Evaluation of PM10 forecasting based on the artificial neural network model and intake fraction in an urban area: A case study in Taiyuan City, China

Primary fine particulate matters with a diameter of less than 10 mu m (PM10) are important air emissions causing human health damage. PM10 concentration forecast is important and necessary to perform in order to assess the impact of air on the health of living beings. To better understand the PM10 pollution health risk in Taiyuan City, China, this paper forecasted the temporal and spatial distribution of PM10 yearly average concentration, using Back Propagation Artificial Neural Network (BPANN) model with various air quality parameters. The predicted results of the models were consistent with the observations with a correlation coefficient of 0.72. The PM10 yearly average concentrations combined with the population data from 2002 to 2008 were given into the Intake Fraction (IF) model to calculate the IFs, which are defined as the integrated incremental intake of a pollutant released from a source category or a region over all exposed individuals. The results in this study are only for main stationary sources of the research area, and the traffic sources have not been included. The computed IFs results are therefore under-estimations. The IFs of PM10 from Taiyuan with a mean of 8.5 per million were relatively high compared with other IFs of the United States, Northern Europe and other cities in China.

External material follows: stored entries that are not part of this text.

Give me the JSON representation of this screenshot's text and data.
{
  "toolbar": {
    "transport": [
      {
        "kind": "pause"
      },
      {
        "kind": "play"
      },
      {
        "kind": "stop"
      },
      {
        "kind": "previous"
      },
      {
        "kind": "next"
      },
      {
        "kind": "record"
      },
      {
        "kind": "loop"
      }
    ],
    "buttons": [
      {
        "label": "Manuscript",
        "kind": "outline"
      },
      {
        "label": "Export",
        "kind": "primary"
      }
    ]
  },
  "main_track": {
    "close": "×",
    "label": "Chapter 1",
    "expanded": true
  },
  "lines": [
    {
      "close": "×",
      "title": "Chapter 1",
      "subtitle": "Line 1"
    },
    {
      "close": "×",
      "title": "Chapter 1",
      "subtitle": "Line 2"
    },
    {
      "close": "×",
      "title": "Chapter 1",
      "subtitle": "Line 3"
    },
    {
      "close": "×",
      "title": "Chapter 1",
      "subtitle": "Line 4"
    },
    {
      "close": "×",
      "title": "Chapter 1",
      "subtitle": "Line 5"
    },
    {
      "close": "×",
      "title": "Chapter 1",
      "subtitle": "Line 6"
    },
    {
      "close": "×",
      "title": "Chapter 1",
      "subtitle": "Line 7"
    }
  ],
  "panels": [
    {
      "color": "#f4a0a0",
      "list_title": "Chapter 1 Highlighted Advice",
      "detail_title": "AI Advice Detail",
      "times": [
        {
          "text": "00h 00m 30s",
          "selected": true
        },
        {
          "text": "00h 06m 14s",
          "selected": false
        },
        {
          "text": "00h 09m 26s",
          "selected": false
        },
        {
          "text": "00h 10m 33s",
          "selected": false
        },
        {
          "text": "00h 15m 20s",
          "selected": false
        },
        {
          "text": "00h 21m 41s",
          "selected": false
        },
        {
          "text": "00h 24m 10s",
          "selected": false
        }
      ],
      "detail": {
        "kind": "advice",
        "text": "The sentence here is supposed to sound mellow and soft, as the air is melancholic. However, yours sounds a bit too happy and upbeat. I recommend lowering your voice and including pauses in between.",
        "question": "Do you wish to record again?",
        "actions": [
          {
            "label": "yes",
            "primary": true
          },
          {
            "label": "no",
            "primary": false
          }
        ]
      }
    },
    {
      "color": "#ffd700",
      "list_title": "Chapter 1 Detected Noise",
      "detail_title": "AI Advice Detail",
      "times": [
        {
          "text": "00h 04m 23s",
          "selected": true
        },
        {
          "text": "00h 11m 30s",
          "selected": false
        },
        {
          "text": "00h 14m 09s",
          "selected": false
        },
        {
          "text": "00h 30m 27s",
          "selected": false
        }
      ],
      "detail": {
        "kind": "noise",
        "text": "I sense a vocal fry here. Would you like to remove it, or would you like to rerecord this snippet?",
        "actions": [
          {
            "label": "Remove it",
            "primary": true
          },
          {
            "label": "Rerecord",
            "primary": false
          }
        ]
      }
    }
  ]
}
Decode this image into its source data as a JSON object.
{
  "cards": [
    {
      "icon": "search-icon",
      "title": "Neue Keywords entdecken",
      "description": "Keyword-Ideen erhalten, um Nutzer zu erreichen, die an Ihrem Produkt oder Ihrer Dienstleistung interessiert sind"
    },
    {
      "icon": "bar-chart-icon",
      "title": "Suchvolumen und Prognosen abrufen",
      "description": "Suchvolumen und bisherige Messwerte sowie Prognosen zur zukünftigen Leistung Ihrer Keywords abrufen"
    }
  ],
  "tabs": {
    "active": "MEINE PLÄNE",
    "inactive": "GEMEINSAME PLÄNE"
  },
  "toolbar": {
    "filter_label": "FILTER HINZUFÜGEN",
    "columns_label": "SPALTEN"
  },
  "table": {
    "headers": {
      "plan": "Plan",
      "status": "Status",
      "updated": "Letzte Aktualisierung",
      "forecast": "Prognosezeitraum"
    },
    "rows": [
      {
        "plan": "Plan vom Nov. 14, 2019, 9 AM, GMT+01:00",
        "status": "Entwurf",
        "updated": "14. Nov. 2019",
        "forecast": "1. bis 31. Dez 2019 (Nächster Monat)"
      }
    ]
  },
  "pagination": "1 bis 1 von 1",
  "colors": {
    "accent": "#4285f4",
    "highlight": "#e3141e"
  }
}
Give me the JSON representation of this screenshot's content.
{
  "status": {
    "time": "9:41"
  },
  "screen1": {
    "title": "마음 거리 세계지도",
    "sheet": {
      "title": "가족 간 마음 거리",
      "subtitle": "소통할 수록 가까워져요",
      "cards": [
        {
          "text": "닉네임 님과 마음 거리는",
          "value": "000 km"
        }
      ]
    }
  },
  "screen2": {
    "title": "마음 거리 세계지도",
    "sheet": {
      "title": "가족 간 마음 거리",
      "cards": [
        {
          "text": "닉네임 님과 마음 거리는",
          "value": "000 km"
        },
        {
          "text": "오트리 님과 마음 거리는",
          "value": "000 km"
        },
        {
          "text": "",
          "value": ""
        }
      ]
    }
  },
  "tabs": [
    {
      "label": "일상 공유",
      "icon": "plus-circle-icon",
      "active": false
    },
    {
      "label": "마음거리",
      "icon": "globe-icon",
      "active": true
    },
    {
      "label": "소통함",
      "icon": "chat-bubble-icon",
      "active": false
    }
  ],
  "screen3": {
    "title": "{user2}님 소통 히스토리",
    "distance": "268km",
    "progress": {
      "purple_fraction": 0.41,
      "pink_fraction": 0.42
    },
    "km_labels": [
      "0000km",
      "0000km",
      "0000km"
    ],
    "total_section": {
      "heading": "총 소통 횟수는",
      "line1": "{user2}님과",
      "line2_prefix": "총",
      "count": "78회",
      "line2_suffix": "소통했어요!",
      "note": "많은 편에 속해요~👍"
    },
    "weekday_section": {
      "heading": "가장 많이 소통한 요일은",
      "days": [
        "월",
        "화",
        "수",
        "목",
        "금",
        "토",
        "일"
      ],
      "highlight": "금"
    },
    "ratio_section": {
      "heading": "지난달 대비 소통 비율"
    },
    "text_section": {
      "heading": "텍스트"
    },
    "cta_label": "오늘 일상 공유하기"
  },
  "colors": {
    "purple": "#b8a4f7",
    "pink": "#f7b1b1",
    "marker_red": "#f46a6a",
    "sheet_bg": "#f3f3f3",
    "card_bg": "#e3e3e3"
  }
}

The results of this study indicate that the artificial neural network is an effective method for PM10 pollution modeling, and the Intake Fraction model provides a rapid population risk estimate for pollutant emission reduction strategies and policies. Implications: The PM10 (particulate matter with an aerodynamic diameter 10 m) yearly average concentration of Taiyuan, with a mean of 0.176 mg/m(3), was higher than the 65 g/m(3) recommended by the U.S. Environmental Protection Agency (EPA). The spatial distribution of PM10 yearly average concentrations showed that wind direction and wind speed played an important role, whereas temperature and humidity had a lower effect than expected. Intake fraction estimates of Taiyuan were relatively high compared with those observed in other cities. Population density was the major factor influencing PM10 spatial distribution. The results indicated that the artificial neural network was an effective method for PM10 pollution modeling.